車から、這い出るように外に脱出し、刀に手を掛けて、こちらの様子を伺っていたイオリに跳びついた。
「イオリお兄さん、怖かったよ〜」
「ああ~。よしよし。なんとなく、事情は読めたから泣くな」
一葉の頭を撫で、宥めながら情報を整理する。
(多分、あの婆さんがはっちゃけたんだろうな。 と、言うか、アポイント無しで、貴族家にくるんじゃないよ。 本当、あの学園の奴らはどうなってんだ? 常識を知らんのか?)
「取り敢えず…バッカス! 中に知らせてくれ。 それと、メサイアベルテ学園の学園長殿とお見受け致しますが?」
バッカスは分かったと頷き、門の横にある門番用の小さい出入り口から、中に入っていった。

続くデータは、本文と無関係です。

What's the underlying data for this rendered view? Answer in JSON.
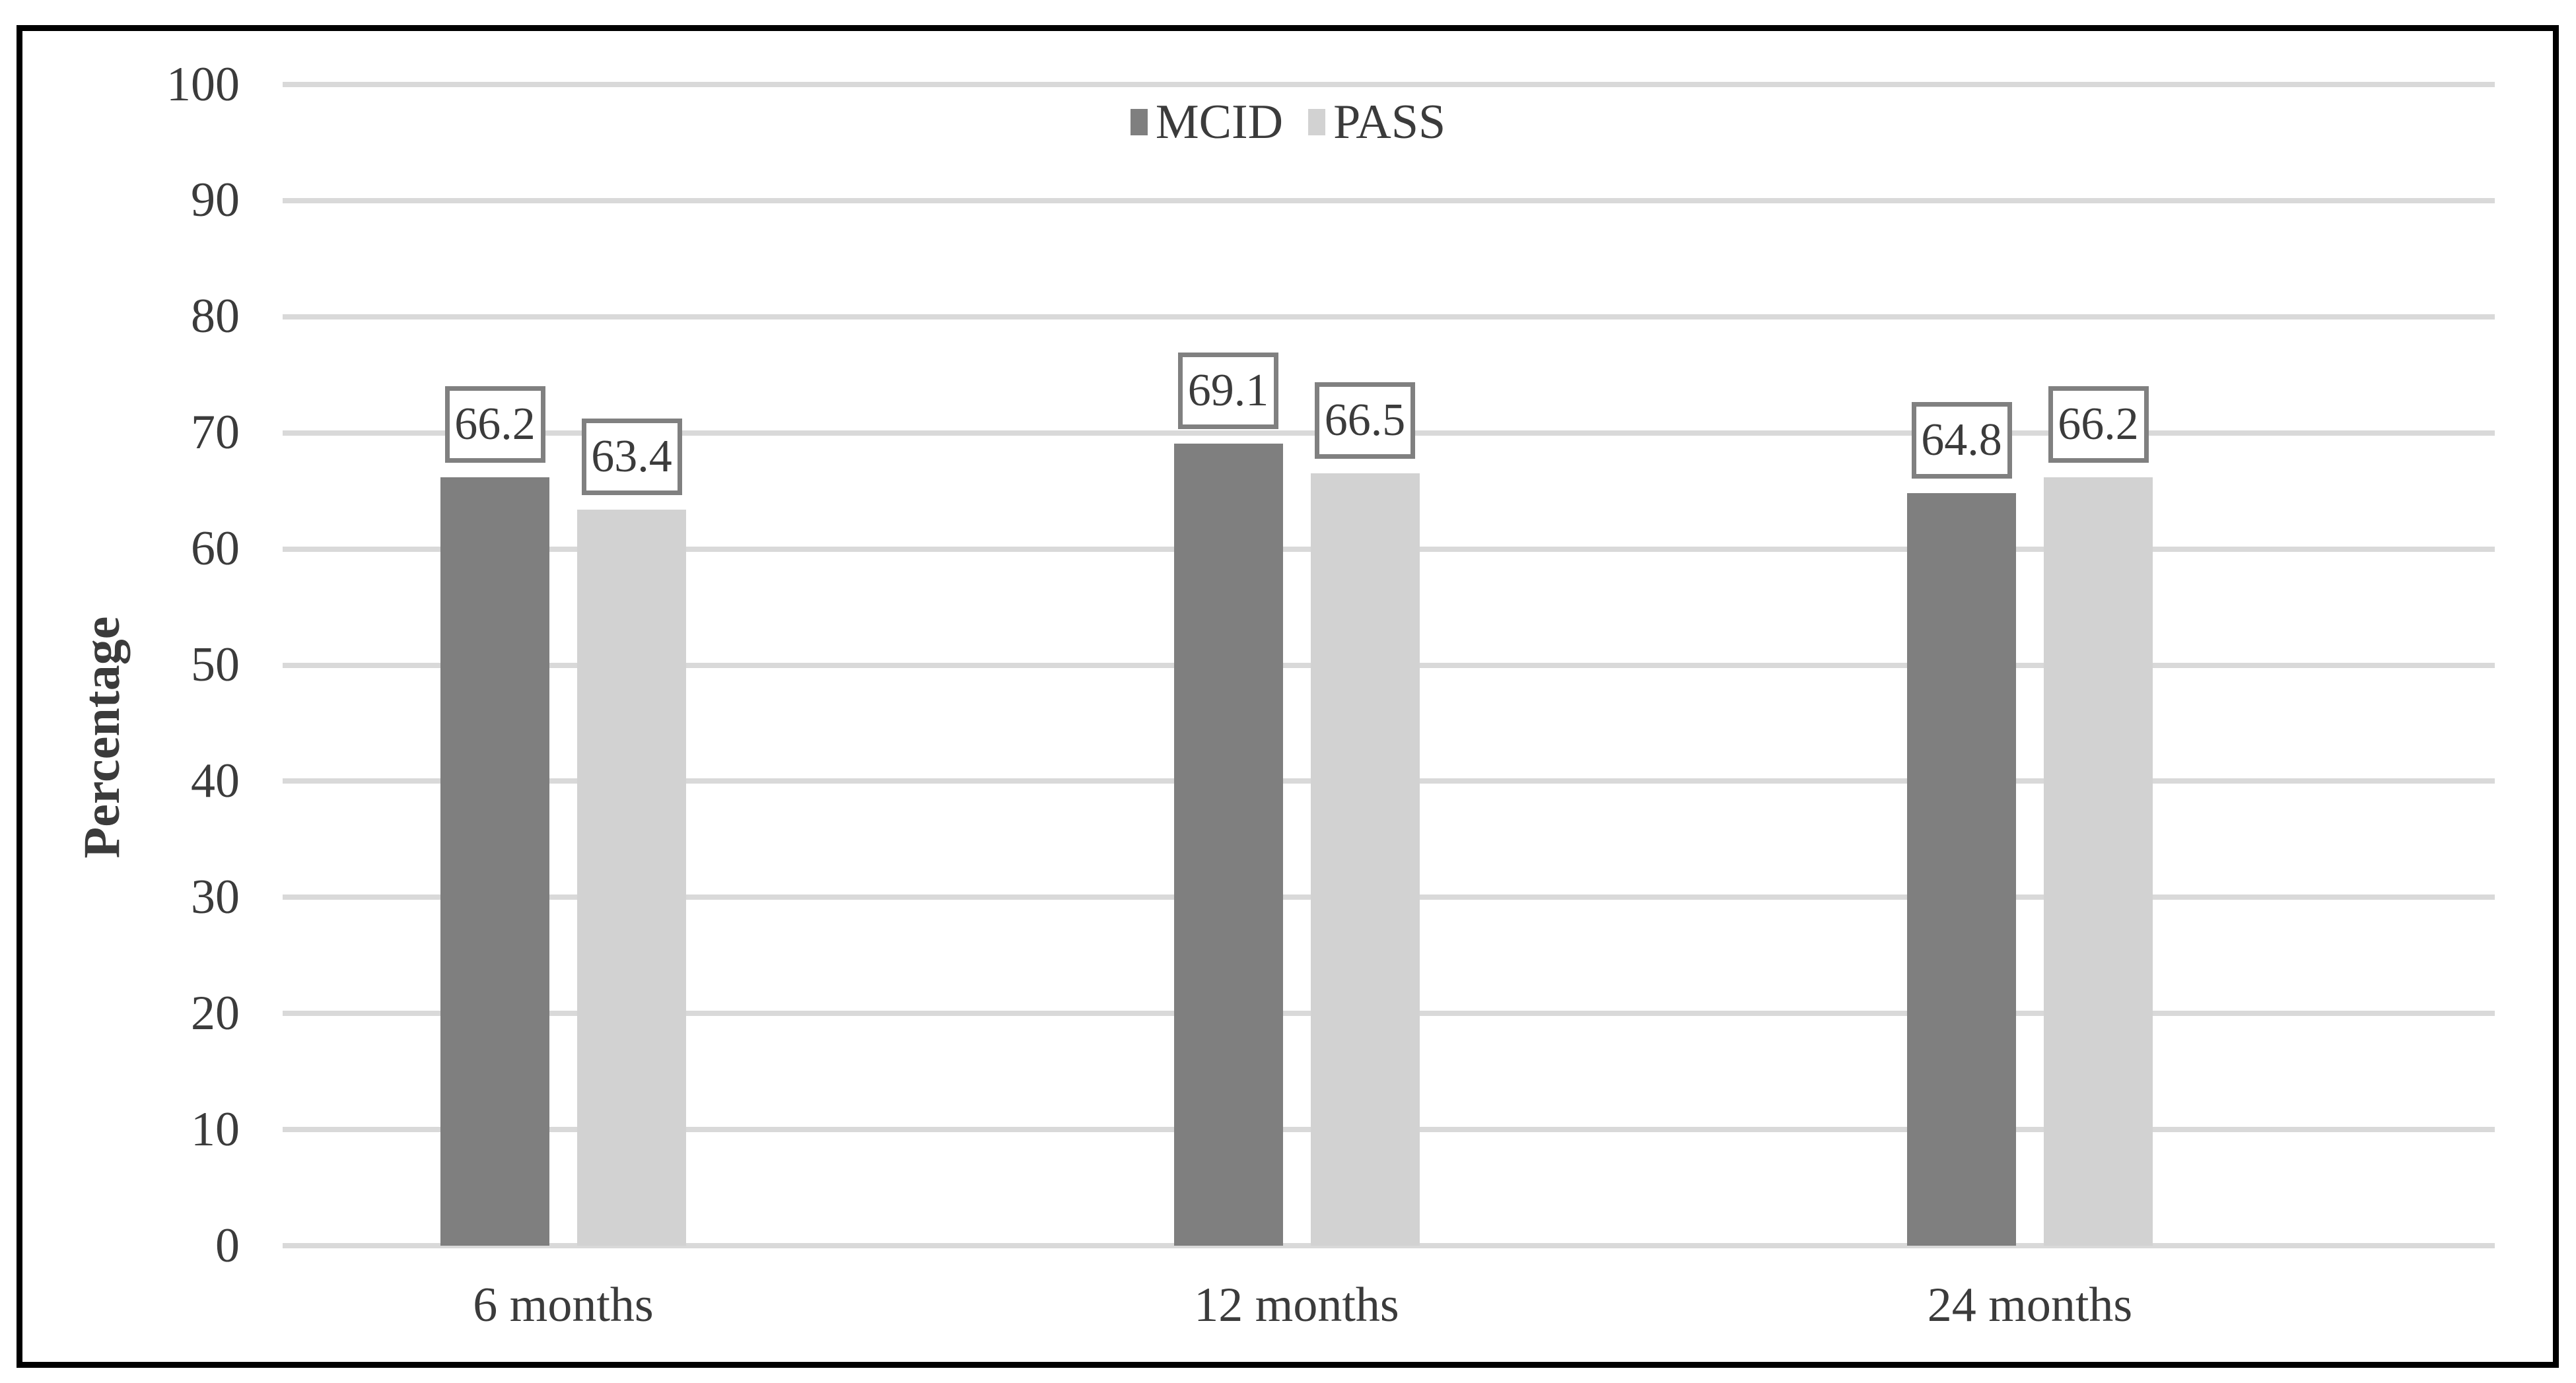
{
  "chart_data": {
    "type": "bar",
    "title": "",
    "categories": [
      "6 months",
      "12 months",
      "24 months"
    ],
    "series": [
      {
        "name": "MCID",
        "color": "#7f7f7f",
        "values": [
          66.2,
          69.1,
          64.8
        ],
        "labels": [
          "66.2",
          "69.1",
          "64.8"
        ]
      },
      {
        "name": "PASS",
        "color": "#d2d2d2",
        "values": [
          63.4,
          66.5,
          66.2
        ],
        "labels": [
          "63.4",
          "66.5",
          "66.2"
        ]
      }
    ],
    "xlabel": "",
    "ylabel": "Percentage",
    "ylim": [
      0,
      100
    ],
    "ytick_step": 10,
    "yticks": [
      "0",
      "10",
      "20",
      "30",
      "40",
      "50",
      "60",
      "70",
      "80",
      "90",
      "100"
    ],
    "grid": true,
    "legend_position": "top-center",
    "data_labels": "boxed"
  },
  "colors": {
    "bar_mcid": "#7f7f7f",
    "bar_pass": "#d2d2d2",
    "gridline": "#d9d9d9",
    "frame_border": "#000000",
    "text": "#3b3b3b",
    "value_box_border": "#808080",
    "background": "#ffffff"
  }
}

「ええ。 突然の来訪、お詫び申し上げます。 あなたがおっしゃられたように、私、メサイアベルテ学園の学園長を任されております、シャイル・セブルス・アーカーシャと申します。 本日は、こちらの一葉君の事について、お話しがあり、お伺いに上がりました。 ご当主に取り次ぎをお願いできますか?」
「ただいま、家主は来客対応をしておりまして、そちらの後でよろしければ、ご案内できますが、どうなさいますか?」
「ええ、構わないわ。 お願いできるかしら?」
「かしこまりました。 どうぞ、こちらへ」
イオリが門を開け、シャイル、リン、ジンを中に案内する。
「お手前の噴水を右から周って屋敷にお進み下さい」
「……わかったわ」
(何かあるのかしら?)
(なんか、あるのかな?)
「なぁ、門番さん」
「はい、何でございましょう」
「左から周ってったらどうなるんだ?」
「そうでございますね…。 そちらのシャイル学園長殿は問題無いでしょうが、あなたとそちらのお嬢さんは命の保証ができかねます」
「!! なるほど…。 了解した。 リン、絶対に右から周っていけよ! フリじゃないからな!」
「わかってる」
「中に入ってからはメイドがおりますので、そちらの案内に従ってください」
「ええ。 ありがとう。 (スメラギのお侍さん)コソッ」
シャイルはイオリに軽く頭を下げ、中に入って行く。
その後にジンとリンが付いていく。
「チッ! 警戒しとくか」
イオリが小さく呟き、シャイル達の背中を見送る。
「ほら、カズ坊も行きな。 道を逸れないように気をつけろよ〜。 あと、お帰り」
「うん。 ただいま!」
イオリに帰りの挨拶をして、屋敷に走って行く。